Às vezes, passar um determinado tempo em um entorno opressivo, pouco facilitador e egoísta faz com que a pessoa esteja sempre focada para o exterior com a ideia de satisfazer todas as necessidades alheias, incubando a esperança de que cedo ou tarde se satisfaçam as suas próprias. Contudo, essa regra de três nem sempre se cumpre.
“Não tenho medo da solidão, algumas pessoas de fato têm a tendência de desfrutar dela.”
-Charlotte Bronte-
É então quando não existe outra opção além de perceber a própria realidade e procurar uma solução. A solidão escolhida, a distância sadia e um período de tempo dedicado si mesmo é sempre saudável, necessário e expressivo. Não por isso estamos falando de iniciar um período de isolamento, de fato, também não se trata de fugir. É uma coisa muito simples: a chave está em deixar de lado o que não nos convém.

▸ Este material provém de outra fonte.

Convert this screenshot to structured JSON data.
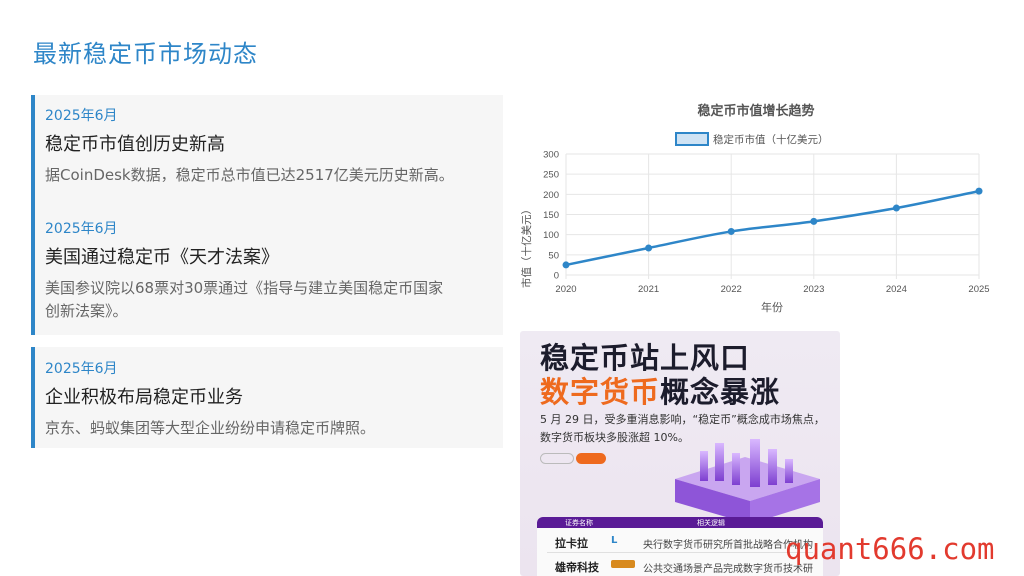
{
  "page": {
    "title": "最新稳定币市场动态"
  },
  "news": [
    {
      "date": "2025年6月",
      "title": "稳定币市值创历史新高",
      "desc": "据CoinDesk数据，稳定币总市值已达2517亿美元历史新高。"
    },
    {
      "date": "2025年6月",
      "title": "美国通过稳定币《天才法案》",
      "desc_line1": "美国参议院以68票对30票通过《指导与建立美国稳定币国家",
      "desc_line2": "创新法案》。"
    },
    {
      "date": "2025年6月",
      "title": "企业积极布局稳定币业务",
      "desc": "京东、蚂蚁集团等大型企业纷纷申请稳定币牌照。"
    }
  ],
  "chart_data": {
    "type": "line",
    "title": "稳定币市值增长趋势",
    "xlabel": "年份",
    "ylabel": "市值（十亿美元）",
    "categories": [
      "2020",
      "2021",
      "2022",
      "2023",
      "2024",
      "2025"
    ],
    "series": [
      {
        "name": "稳定币市值（十亿美元）",
        "values": [
          25,
          67,
          108,
          133,
          166,
          208
        ]
      }
    ],
    "ylim": [
      0,
      300
    ],
    "yticks": [
      0,
      50,
      100,
      150,
      200,
      250,
      300
    ],
    "grid": true,
    "legend": "top-center",
    "line_color": "#2e86c8"
  },
  "promo": {
    "headline1": "稳定币站上风口",
    "headline2_accent": "数字货币",
    "headline2_rest": "概念暴涨",
    "desc": "5 月 29 日，受多重消息影响，“稳定币”概念成市场焦点，数字货币板块多股涨超 10%。",
    "table_header_name": "证券名称",
    "table_header_logic": "相关逻辑",
    "rows": [
      {
        "name": "拉卡拉",
        "logo": "L",
        "logic": "央行数字货币研究所首批战略合作机构"
      },
      {
        "name": "雄帝科技",
        "logo": "",
        "logic": "公共交通场景产品完成数字货币技术研"
      }
    ]
  },
  "watermark": "quant666.com"
}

Dedicar um tempo a nós mesmos é uma receita que nunca falha. É recuperar a intimidade e os espaços próprios, é relembrar quem éramos e pensar em quem queremos ser a partir de agora. Talvez isto leve algumas semanas ou meses. Cada um tem seu próprio ritmo e seus tempos que é preciso aceitar e respeitar.
A solidão livremente escolhida em um período específico de nossas vidas não apenas cura, não apenas recompõe muitos de nossos pedaços destruídos, é uma forma também de aprender a construir filtros pessoais adequados. Esses filtros pelos quais no dia de amanhã deixaremos entrar somente aquilo ou aqueles que nos façam sentir bem, que se adequem a nossas frequências emocionais, aos cantos privilegiados do nosso coração.